Que l'on en pense ce que l'on veut, après le départ des dragons, la Bête semble avoir remonté d'Aumont au mont Mouchet en repassant par la zone de ses premières attaques, puis en longeant l'Allier.

L'établissement au Mouchet
C'est la dernière période que j'étudie ici. Elle commence véritablement après le retour de la Bête dans le secteur du mont Mouchet : le 18 avril 1765 (réf. 2108). Elle s'achève après l'épisode des Chazes, où M. Antoine, porte-arquebuse du roi, abattra sa "Bête".

Il semble alors que le jeu du chat et de la souris est moins amusant : les dragons partis, il ne reste que les Denneval, qui seront ensuite relevés par M. Antoine. La Bête ne fait "plus que" 2 victimes par semaine en moyenne lorsque les Denneval chassent seuls, 1 après l'arrivée des chasseurs du roi. L'épicentre est clairement autour du mont Mouchet, il y restera jusqu'à la fin des attaques connues, en 1767.

Fait à noter entre cette période et la précédente : c'est la première fois que la Bête "jeûne". Du 8 avril (réf. 2098) au 18 avril (réf. 2108), aucune attaque n'est recensée. La seconde période de "jeûne" se produira début juillet avec l'arrivée de M. Antoine dans la région : aucune attaque du 4 juillet (réf. 2184) au 22 juillet (réf. 2202).


Données statistiques
Autre document intéressant à étudier, la "pyramide des âges" des attaques. J'ai établi celle-ci à partir des témoignages suffisamment complets pour que l'on puisse connaître précisément le sexe de la victime et son âge.


De cette pyramide, nous pouvons conclure deux choses :

1. 60% des victimes sont des femmes, 40% sont des hommes, ce qui coupe le cou (si je peux me permettre le jeu de mots) à l'idée préconçue que la Bête ne s'intéressait qu'aux jeunes filles.

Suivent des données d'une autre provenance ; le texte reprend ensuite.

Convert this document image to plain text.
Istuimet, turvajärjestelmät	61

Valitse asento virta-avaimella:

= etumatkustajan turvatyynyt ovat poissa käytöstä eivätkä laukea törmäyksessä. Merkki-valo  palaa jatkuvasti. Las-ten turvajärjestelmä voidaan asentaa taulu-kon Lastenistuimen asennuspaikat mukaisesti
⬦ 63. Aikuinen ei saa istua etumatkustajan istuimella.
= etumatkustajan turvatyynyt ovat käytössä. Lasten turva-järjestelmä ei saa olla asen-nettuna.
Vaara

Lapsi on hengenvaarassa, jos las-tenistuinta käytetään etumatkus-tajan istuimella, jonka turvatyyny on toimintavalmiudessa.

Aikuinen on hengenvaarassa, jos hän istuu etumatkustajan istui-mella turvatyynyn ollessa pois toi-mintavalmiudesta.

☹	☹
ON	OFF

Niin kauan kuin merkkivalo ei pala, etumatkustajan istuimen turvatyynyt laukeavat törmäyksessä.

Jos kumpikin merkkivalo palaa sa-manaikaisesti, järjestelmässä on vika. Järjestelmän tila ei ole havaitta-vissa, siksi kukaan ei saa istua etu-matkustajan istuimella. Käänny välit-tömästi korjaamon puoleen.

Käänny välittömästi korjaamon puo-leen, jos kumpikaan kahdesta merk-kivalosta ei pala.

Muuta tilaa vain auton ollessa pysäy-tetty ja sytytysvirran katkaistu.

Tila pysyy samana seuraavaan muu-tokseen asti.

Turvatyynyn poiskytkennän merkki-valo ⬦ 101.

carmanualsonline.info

2. Les victimes sont en priorité des jeunes : près de 65% d'entre-elles ont moins de 15 ans, 82% si l'on pousse jusqu'à 21 ans. Les personnes dans la force de l'âge ne sont quasiment pas touchées. Puis, nous avons 10% supplémentaires en prenant les personnes de plus de 40 ans, qui est déjà un âge avancé pour les habitants de nos campagnes au XVIIIème siècle.

Ceci correspond à une réalité sur le terrain : contrairement à la légende qui veut que la Bête s'insinue au cœur des villages (elle le fera, certes, mais dans des conditions assez précises) pour y enlever une victime, c'est plutôt des enfants envoyés garder les troupeaux ou accomplir quelque besogne qui se feront agresser : ils sont plus ou moins isolés de la communauté.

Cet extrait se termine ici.